- Born: May 25, 1930
- Died: May 21, 2005 (aged 74) Boston, MA
- Awards: E. Mead Johnson Award (1971) AAI-Steinman Award for Human Immunology Research Award (2005, first recipient)
- Scientific career
- Fields: Paediatrics Immunology
- Workplaces: Harvard Medical School Boston Children's Hospital

= Fred Rosen (physician) =

American paediatrician and immunologist

Fred Saul Rosen (May 25, 1930 – May 21, 2005) was a pediatrician and immunologist at Harvard Medical School and Boston Children's Hospital.

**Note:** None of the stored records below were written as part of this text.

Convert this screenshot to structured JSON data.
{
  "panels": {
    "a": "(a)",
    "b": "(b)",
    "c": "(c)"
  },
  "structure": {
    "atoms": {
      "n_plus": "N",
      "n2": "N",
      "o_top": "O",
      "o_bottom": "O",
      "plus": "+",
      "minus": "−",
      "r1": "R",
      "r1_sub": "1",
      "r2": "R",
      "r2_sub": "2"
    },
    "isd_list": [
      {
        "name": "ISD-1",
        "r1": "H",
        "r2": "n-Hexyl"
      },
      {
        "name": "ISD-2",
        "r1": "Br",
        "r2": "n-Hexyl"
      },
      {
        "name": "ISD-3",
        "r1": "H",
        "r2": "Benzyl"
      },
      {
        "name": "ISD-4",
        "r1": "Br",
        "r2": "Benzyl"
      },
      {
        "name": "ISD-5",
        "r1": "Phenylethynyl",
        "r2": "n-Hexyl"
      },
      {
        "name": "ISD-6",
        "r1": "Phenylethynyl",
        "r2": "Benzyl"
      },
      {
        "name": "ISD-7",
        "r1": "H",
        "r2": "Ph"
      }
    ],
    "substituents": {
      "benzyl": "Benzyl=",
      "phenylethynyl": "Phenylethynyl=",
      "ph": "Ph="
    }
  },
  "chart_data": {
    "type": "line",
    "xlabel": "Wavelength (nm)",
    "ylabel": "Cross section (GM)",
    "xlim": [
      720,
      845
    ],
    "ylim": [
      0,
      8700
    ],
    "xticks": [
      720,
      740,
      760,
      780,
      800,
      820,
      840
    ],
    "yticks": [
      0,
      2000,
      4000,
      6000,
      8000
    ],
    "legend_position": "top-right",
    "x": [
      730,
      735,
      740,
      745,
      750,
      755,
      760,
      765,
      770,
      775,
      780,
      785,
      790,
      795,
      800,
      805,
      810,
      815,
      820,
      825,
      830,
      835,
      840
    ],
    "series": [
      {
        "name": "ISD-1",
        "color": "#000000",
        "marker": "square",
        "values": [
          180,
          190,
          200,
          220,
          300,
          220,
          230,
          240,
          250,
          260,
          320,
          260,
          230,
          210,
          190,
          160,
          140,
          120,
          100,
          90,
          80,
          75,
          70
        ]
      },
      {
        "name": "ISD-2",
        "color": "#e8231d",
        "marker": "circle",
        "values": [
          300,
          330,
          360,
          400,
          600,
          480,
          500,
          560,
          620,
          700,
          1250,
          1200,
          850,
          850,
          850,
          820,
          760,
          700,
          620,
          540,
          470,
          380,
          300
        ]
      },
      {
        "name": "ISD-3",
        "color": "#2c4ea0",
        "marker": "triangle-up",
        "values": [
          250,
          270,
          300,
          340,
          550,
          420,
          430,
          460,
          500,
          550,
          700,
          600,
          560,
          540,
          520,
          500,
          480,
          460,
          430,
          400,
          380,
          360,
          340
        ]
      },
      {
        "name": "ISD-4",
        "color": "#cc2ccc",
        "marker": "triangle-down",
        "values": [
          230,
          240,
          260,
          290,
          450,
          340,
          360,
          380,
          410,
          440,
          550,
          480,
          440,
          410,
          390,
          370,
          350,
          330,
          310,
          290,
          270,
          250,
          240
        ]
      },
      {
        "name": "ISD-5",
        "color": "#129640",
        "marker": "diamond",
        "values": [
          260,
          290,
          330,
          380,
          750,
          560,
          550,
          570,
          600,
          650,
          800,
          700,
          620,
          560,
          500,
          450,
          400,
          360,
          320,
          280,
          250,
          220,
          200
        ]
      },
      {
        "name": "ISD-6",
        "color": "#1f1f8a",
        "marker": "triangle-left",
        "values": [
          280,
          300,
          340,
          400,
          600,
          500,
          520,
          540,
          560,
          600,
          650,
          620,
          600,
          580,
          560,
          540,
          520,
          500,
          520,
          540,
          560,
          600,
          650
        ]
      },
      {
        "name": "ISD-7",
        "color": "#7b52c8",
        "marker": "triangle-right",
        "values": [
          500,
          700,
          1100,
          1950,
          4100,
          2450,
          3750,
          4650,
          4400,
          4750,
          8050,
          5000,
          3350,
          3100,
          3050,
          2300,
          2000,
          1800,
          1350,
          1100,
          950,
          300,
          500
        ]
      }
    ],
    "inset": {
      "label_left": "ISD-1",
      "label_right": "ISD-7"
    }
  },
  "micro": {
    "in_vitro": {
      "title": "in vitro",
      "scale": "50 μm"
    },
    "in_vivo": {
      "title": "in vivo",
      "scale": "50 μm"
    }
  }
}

== Early life and career ==
Rosen was born in Newark, NJ. He received his bachelor's degree from Lafayette College and his MD from Case Western Reserve University. He moved to Boston in 1955 to begin a pathology residency at Children's where he worked with Charles Janeway and Sidney Farber. He began an immunology fellowship in 1959. He and Janeway pioneered the study of primary immunodeficiency diseases at Boston Children's Hospital.

Rosen discovered, early in his career, the cause of X-linked hyper-IgM syndrome. He also worked on X-linked agammaglobulinaemia. He published over 300 papers on his research.

Rosen was the head of the division of immunology at Boston Children's Hospital from 1968 to 1985. In 1987, he moved to the CBR Institute for Biomedical Research at Harvard University.

Rosen spoke French, Italian Spanish, German, Italian, Arabic and Russian, and traveled extensively.

Rosen died of cancer in 2005. He had no surviving family members.